Tú también perteneces a esta Generación a la que nosotros llamamos Fénix, porque nos tenemos que reinventar constantemente, ¿cuál crees que es la característica que más define a esta generación?

Aunque me duela reconocerlo creo que nos define el consumismo, para los que crecimos en los ochenta vemos de lo más normal cambiar de coche cada cinco años, comprar ropa todos los meses, reventar la visa durante las navidades… el bombardeo constante de publicidad nos ha jodido el cerebro. Yo con veinte años estaba más preocupado por comprarme una moto que por la capa de ozono. No es que reniegue de mi generación, pero creo que los jóvenes ahora empiezan a interesarse por cosas más importantes como el ecologismo, por poner un ejemplo.

Además de la gira con “El Nombre” y “Tupe LeBron”, ¿qué otros proyectos que puedan contarse tienes entre manos?

He terminado de grabar hace nada una temporada de la nueva serie de Antonio Resines para Telecino.

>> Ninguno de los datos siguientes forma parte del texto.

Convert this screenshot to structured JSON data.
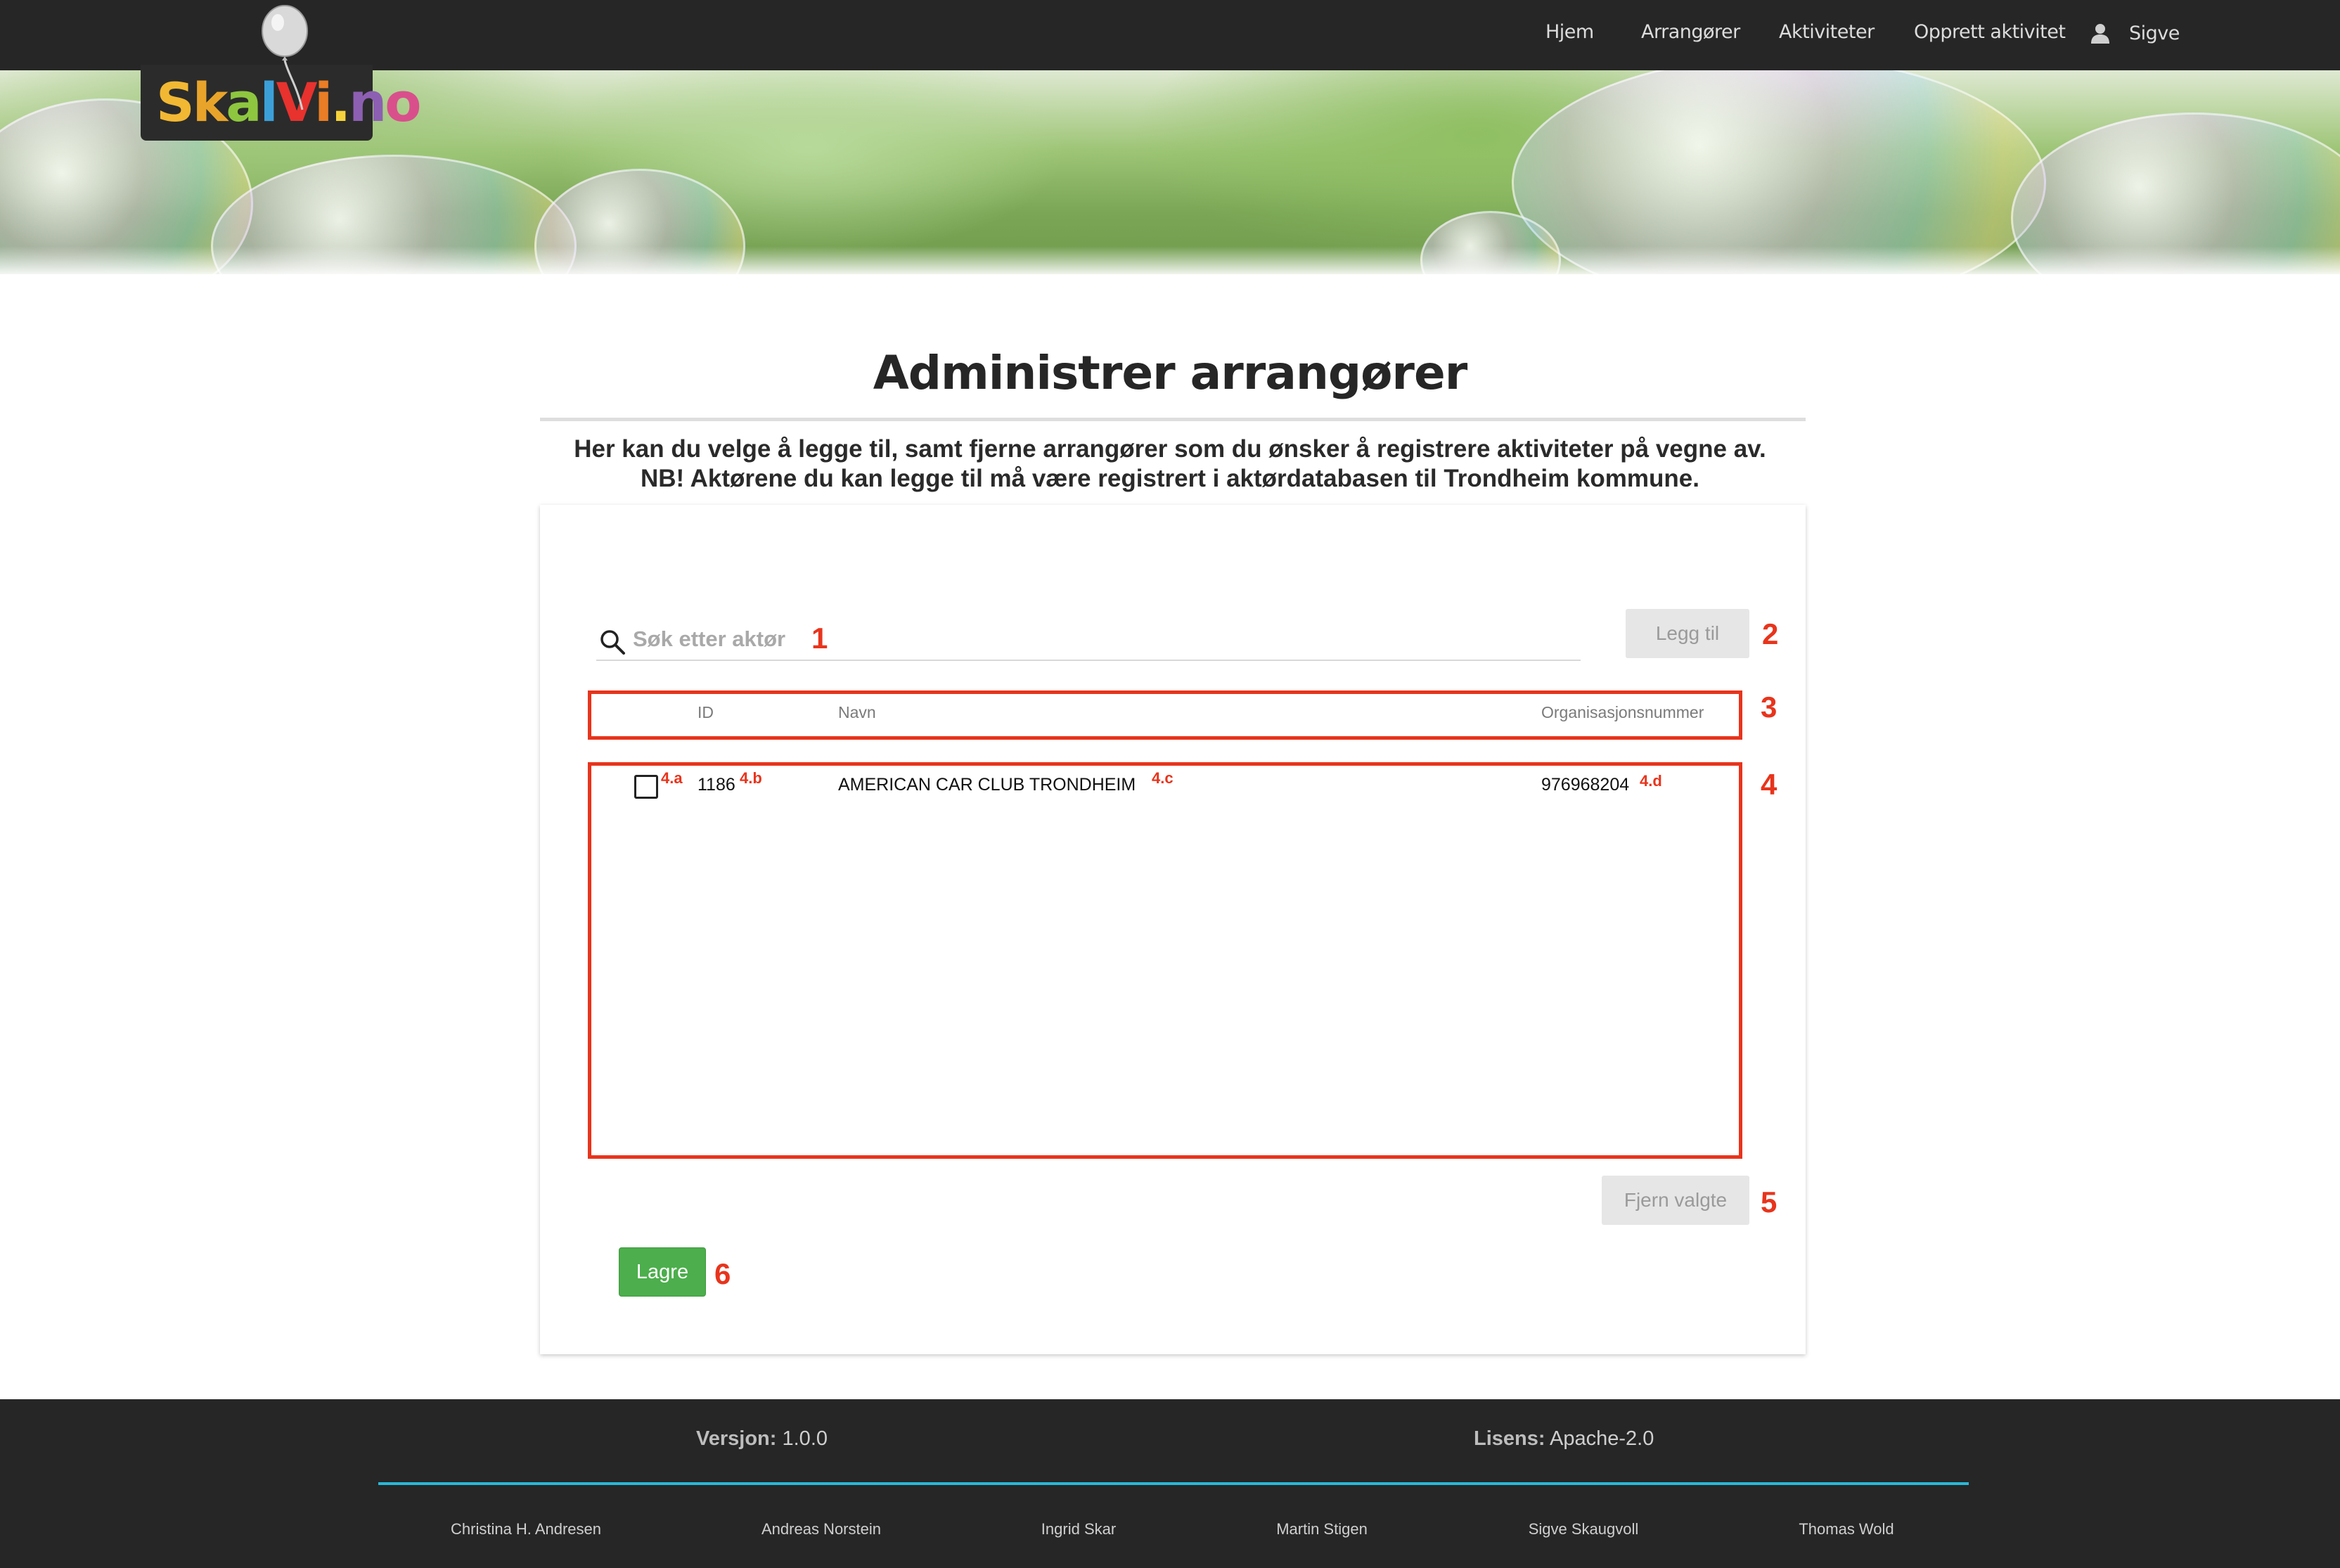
{
  "nav": {
    "items": [
      "Hjem",
      "Arrangører",
      "Aktiviteter",
      "Opprett aktivitet"
    ],
    "user_name": "Sigve",
    "user_icon": "user-icon"
  },
  "logo": {
    "text_parts": [
      "S",
      "k",
      "a",
      "l",
      "V",
      "i",
      ".",
      "n",
      "o"
    ],
    "colors": [
      "#f2b833",
      "#e8a42a",
      "#8ec63f",
      "#3ba0d8",
      "#e7322e",
      "#ea7d25",
      "#f6d33c",
      "#8d5fb3",
      "#d94f8c"
    ]
  },
  "page": {
    "title": "Administrer arrangører",
    "intro_line1": "Her kan du velge å legge til, samt fjerne arrangører som du ønsker å registrere aktiviteter på vegne av.",
    "intro_line2": "NB! Aktørene du kan legge til må være registrert i aktørdatabasen til Trondheim kommune."
  },
  "search": {
    "placeholder": "Søk etter aktør",
    "icon": "search-icon",
    "value": ""
  },
  "buttons": {
    "add": "Legg til",
    "remove": "Fjern valgte",
    "save": "Lagre"
  },
  "table": {
    "headers": [
      "ID",
      "Navn",
      "Organisasjonsnummer"
    ],
    "rows": [
      {
        "checked": false,
        "id": "1186",
        "name": "AMERICAN CAR CLUB TRONDHEIM",
        "org": "976968204"
      }
    ]
  },
  "annotations": {
    "numbers": [
      "1",
      "2",
      "3",
      "4",
      "5",
      "6"
    ],
    "sub": [
      "4.a",
      "4.b",
      "4.c",
      "4.d"
    ],
    "color": "#e8341c"
  },
  "footer": {
    "version_label": "Versjon:",
    "version_value": "1.0.0",
    "license_label": "Lisens:",
    "license_value": "Apache-2.0",
    "authors": [
      "Christina H. Andresen",
      "Andreas Norstein",
      "Ingrid Skar",
      "Martin Stigen",
      "Sigve Skaugvoll",
      "Thomas Wold"
    ],
    "accent": "#29b8d8"
  }
}
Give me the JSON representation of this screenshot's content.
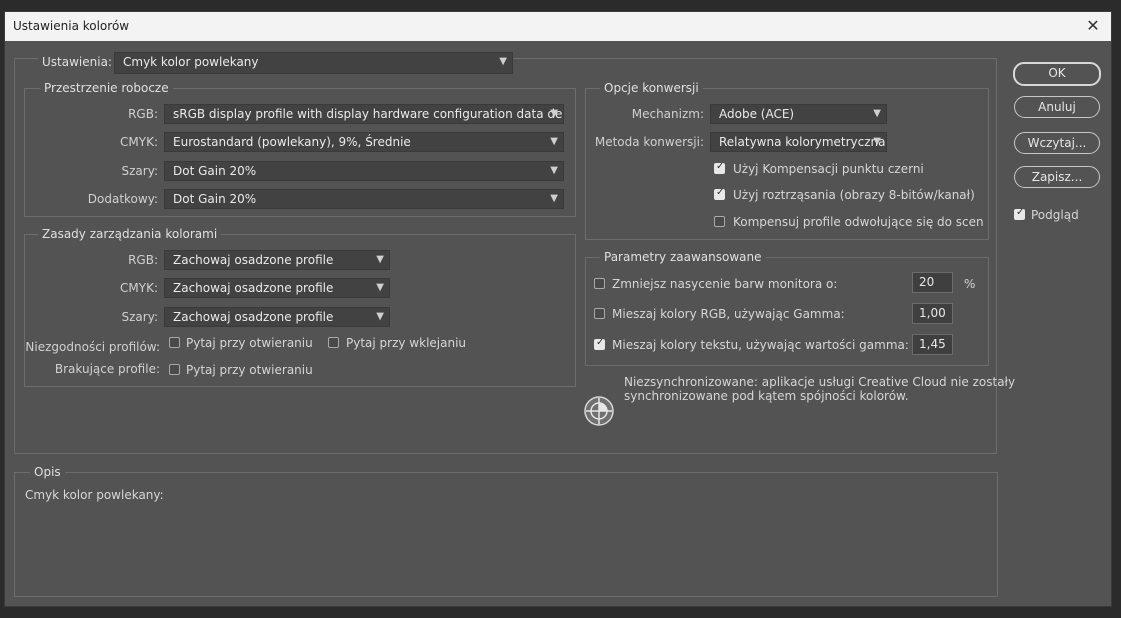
{
  "window": {
    "title": "Ustawienia kolorów",
    "close_glyph": "✕"
  },
  "settings": {
    "label": "Ustawienia:",
    "value": "Cmyk kolor powlekany"
  },
  "workspaces": {
    "title": "Przestrzenie robocze",
    "rgb_label": "RGB:",
    "rgb_value": "sRGB display profile with display hardware configuration data deriv...",
    "cmyk_label": "CMYK:",
    "cmyk_value": "Eurostandard (powlekany), 9%,  Średnie",
    "gray_label": "Szary:",
    "gray_value": "Dot Gain 20%",
    "spot_label": "Dodatkowy:",
    "spot_value": "Dot Gain 20%"
  },
  "policies": {
    "title": "Zasady zarządzania kolorami",
    "rgb_label": "RGB:",
    "rgb_value": "Zachowaj osadzone profile",
    "cmyk_label": "CMYK:",
    "cmyk_value": "Zachowaj osadzone profile",
    "gray_label": "Szary:",
    "gray_value": "Zachowaj osadzone profile",
    "mismatch_label": "Niezgodności profilów:",
    "mismatch_open": "Pytaj przy otwieraniu",
    "mismatch_paste": "Pytaj przy wklejaniu",
    "missing_label": "Brakujące profile:",
    "missing_open": "Pytaj przy otwieraniu"
  },
  "conversion": {
    "title": "Opcje konwersji",
    "engine_label": "Mechanizm:",
    "engine_value": "Adobe (ACE)",
    "intent_label": "Metoda konwersji:",
    "intent_value": "Relatywna kolorymetryczna",
    "bpc": "Użyj Kompensacji punktu czerni",
    "dither": "Użyj roztrząsania (obrazy 8-bitów/kanał)",
    "scene": "Kompensuj profile odwołujące się do scen"
  },
  "advanced": {
    "title": "Parametry zaawansowane",
    "desaturate": "Zmniejsz nasycenie barw monitora o:",
    "desaturate_value": "20",
    "desaturate_unit": "%",
    "blend_rgb": "Mieszaj kolory RGB, używając Gamma:",
    "blend_rgb_value": "1,00",
    "blend_text": "Mieszaj kolory tekstu, używając wartości gamma:",
    "blend_text_value": "1,45"
  },
  "sync": {
    "message_line1": "Niezsynchronizowane: aplikacje usługi Creative Cloud nie zostały",
    "message_line2": "synchronizowane pod kątem spójności kolorów.",
    "icon": "sync-status-icon"
  },
  "description": {
    "title": "Opis",
    "text": "Cmyk kolor powlekany:"
  },
  "buttons": {
    "ok": "OK",
    "cancel": "Anuluj",
    "load": "Wczytaj...",
    "save": "Zapisz...",
    "preview": "Podgląd"
  },
  "chevron": "⌄"
}
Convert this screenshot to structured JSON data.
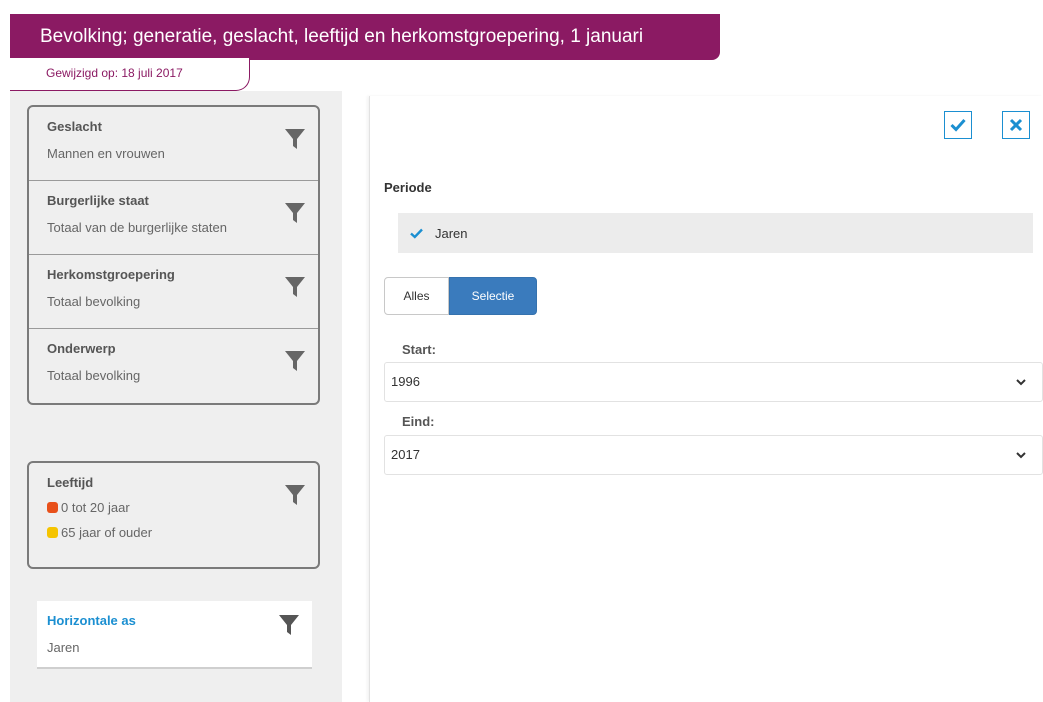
{
  "header": {
    "title": "Bevolking; generatie, geslacht, leeftijd en herkomstgroepering, 1 januari",
    "modified": "Gewijzigd op: 18 juli 2017"
  },
  "sidebar": {
    "filters": [
      {
        "title": "Geslacht",
        "value": "Mannen en vrouwen"
      },
      {
        "title": "Burgerlijke staat",
        "value": "Totaal van de burgerlijke staten"
      },
      {
        "title": "Herkomstgroepering",
        "value": "Totaal bevolking"
      },
      {
        "title": "Onderwerp",
        "value": "Totaal bevolking"
      }
    ],
    "age": {
      "title": "Leeftijd",
      "items": [
        {
          "label": "0 tot 20 jaar",
          "color": "#e8501a"
        },
        {
          "label": "65 jaar of ouder",
          "color": "#f5c400"
        }
      ]
    },
    "axis": {
      "title": "Horizontale as",
      "value": "Jaren"
    },
    "icons": {
      "filter": "filter-icon"
    }
  },
  "panel": {
    "period_label": "Periode",
    "period_value": "Jaren",
    "segment_all": "Alles",
    "segment_selection": "Selectie",
    "start_label": "Start:",
    "start_value": "1996",
    "end_label": "Eind:",
    "end_value": "2017",
    "icons": {
      "confirm": "check-icon",
      "cancel": "close-icon",
      "dropdown": "chevron-down-icon"
    }
  },
  "colors": {
    "brand": "#8b1a63",
    "accent": "#1b8fd1",
    "selected": "#3a7bbd"
  }
}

Es una comedia un poco en la onda de Aída, con humor costumbrista y muy gamberro. Mi personaje es un chavalote bastante lerdo que tiene un bar y se pasa el día sufriendo por amor. Me lo he pasado en grande trabajando con César Sarachu, Antonio Molero, Mónica Estarreado y unos cuantos más. Espero que se estrene pronto y que guste a la gente.

Y, si me permites, una última pregunta más personal…, ¿fuera de la pantalla y del escenario, cómo es César Camino?

Soy inquieto, no puedo estar mucho tiempo sin hacer nada. Me encanta trabajar, por eso me he buscado una profesión que me llena de verdad. No entiendo eso de separar vida laboral y vida personal… a mí se me junta todo siempre. Mis mejores amigos han sido primero compañeros de trabajo. Para mi vivir es levantar proyectos, y si no tengo algo ronroneando en la cabeza me muero.